Let's not talk about the suggestion to give gruel to Isabella, typical Swedish invention, which is not that bad, if it was not that it seems like a very strange chemical mix (I will prefer to add some of our traditional cookies, which have never killed any italian nor our teeth to her milk for making it more appetizing) although I said I didn't want to, or others that have come suggesting us to give her porridge not once but twice per day when instead our diet is based on pasta?
I have realized why Italians do not get fat by eating pasta twice per day! Pasta, this evil evil ingredient in people food! And the reason is because we are used from the very beginning to eat it so often, because our metabolism is "taught" to deal with it from the start!
(and yes, there are statistics stating that italian kids are among the fattest in Europe, but that is because of the industrial-produced snacks, not surely for the "abuse" of pasta that is part of our everyday diet).

Have I said everything already?
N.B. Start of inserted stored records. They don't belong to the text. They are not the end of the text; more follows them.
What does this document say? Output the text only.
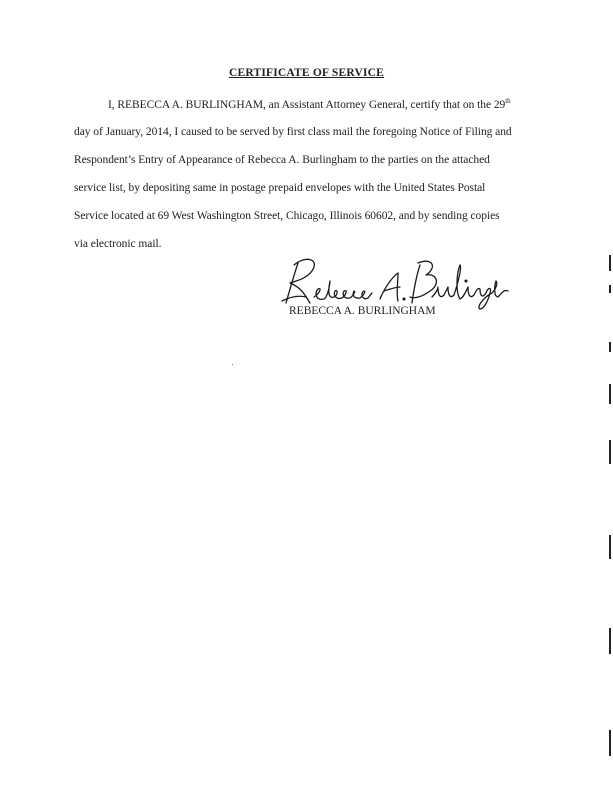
CERTIFICATE OF SERVICE
I, REBECCA A. BURLINGHAM, an Assistant Attorney General, certify that on the 29th
day of January, 2014, I caused to be served by first class mail the foregoing Notice of Filing and
Respondent’s Entry of Appearance of Rebecca A. Burlingham to the parties on the attached
service list, by depositing same in postage prepaid envelopes with the United States Postal
Service located at 69 West Washington Street, Chicago, Illinois 60602, and by sending copies
via electronic mail.
REBECCA A. BURLINGHAM
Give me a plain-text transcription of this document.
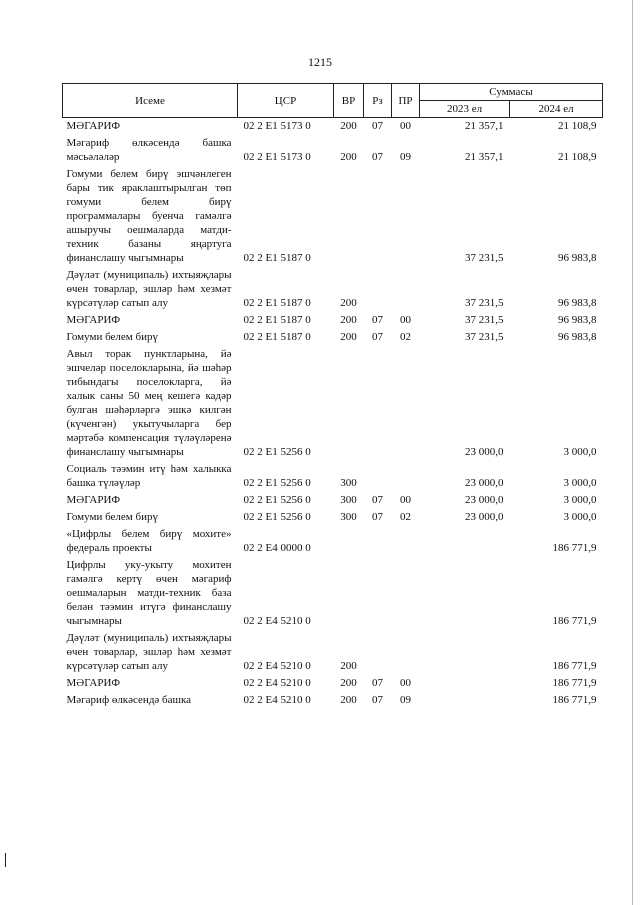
1215
Исеме	ЦСР	ВР	Рз	ПР	Суммасы	
					2023 ел	2024 ел
МӘГАРИФ	02 2 E1 5173 0	200	07	00	21 357,1	21 108,9
Мәгариф өлкәсендә башка мәсьәләләр	02 2 E1 5173 0	200	07	09	21 357,1	21 108,9
Гомуми белем бирү эшчәнлеген бары тик яраклаштырылган төп гомуми белем бирү программалары буенча гамәлгә ашыручы оешмаларда матди-техник базаны яңартуга финанслашу чыгымнары	02 2 E1 5187 0				37 231,5	96 983,8
Дәүләт (муниципаль) ихтыяҗлары өчен товарлар, эшләр һәм хезмәт күрсәтүләр сатып алу	02 2 E1 5187 0	200			37 231,5	96 983,8
МӘГАРИФ	02 2 E1 5187 0	200	07	00	37 231,5	96 983,8
Гомуми белем бирү	02 2 E1 5187 0	200	07	02	37 231,5	96 983,8
Авыл торак пунктларына, йә эшчеләр поселокларына, йә шәһәр тибындагы поселокларга, йә халык саны 50 мең кешегә кадәр булган шәһәрләргә эшкә килгән (күченгән) укытучыларга бер мәртәбә компенсация түләүләренә финанслашу чыгымнары	02 2 E1 5256 0				23 000,0	3 000,0
Социаль тәэмин итү һәм халыкка башка түләүләр	02 2 E1 5256 0	300			23 000,0	3 000,0
МӘГАРИФ	02 2 E1 5256 0	300	07	00	23 000,0	3 000,0
Гомуми белем бирү	02 2 E1 5256 0	300	07	02	23 000,0	3 000,0
«Цифрлы белем бирү мохите» федераль проекты	02 2 E4 0000 0					186 771,9
Цифрлы уку-укыту мохитен гамәлгә кертү өчен мәгариф оешмаларын матди-техник база белән тәэмин итүгә финанслашу чыгымнары	02 2 E4 5210 0					186 771,9
Дәүләт (муниципаль) ихтыяҗлары өчен товарлар, эшләр һәм хезмәт күрсәтүләр сатып алу	02 2 E4 5210 0	200				186 771,9
МӘГАРИФ	02 2 E4 5210 0	200	07	00		186 771,9
Мәгариф өлкәсендә башка	02 2 E4 5210 0	200	07	09		186 771,9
Well, no.
Of course, also Italian mothers, especially the ones that work, do not have the possibility to cook every single meal for their babies and when it is impossible, they use pre-made baby food, but at least 90% make by themselves the base for every meal, which is a vegetable broth.
But in most of the schemas written by the doctors, at the certain point one abandons the pre-made meat for switching to the fresh one...
And preparing food for Isabella is not taking more than 10 minutes every day, although there is a peak of time spent in the kithen for her once per week.

I prepare the vegetable broth, choosing different seasonal vegetables (that I can add to the collection, following the "holy" schema) once per week, I separate the vegetables from the broth for convenience, but I know many mothers do keep every together at a certain point. I pack everything in small containers and put everything in the fridge, so that I have a portion ready for every meal.

Broth and cream made with pumpkin, carrot, fennel, lattuce and celery  
I haven't yet started to give her fish, but I have recently started with meat and I bought fresh meat, grinded it finely and finally froze it in small portions ready to be taken, cooked (right now steam-cooked) and given to her.
The fruit is fresh - it doesn't require more than few minutes for being peeled and smashed in some way.
We want to make her taste "real" food, not something that I would not eat not even under threat.

I am probably being an extremist and being very unflexible in the "Swedish context" but, well, for us it is important to teach her to eat nice food, so, why not, if we have the patience and the will (and a bit of time, also) to do as we wish?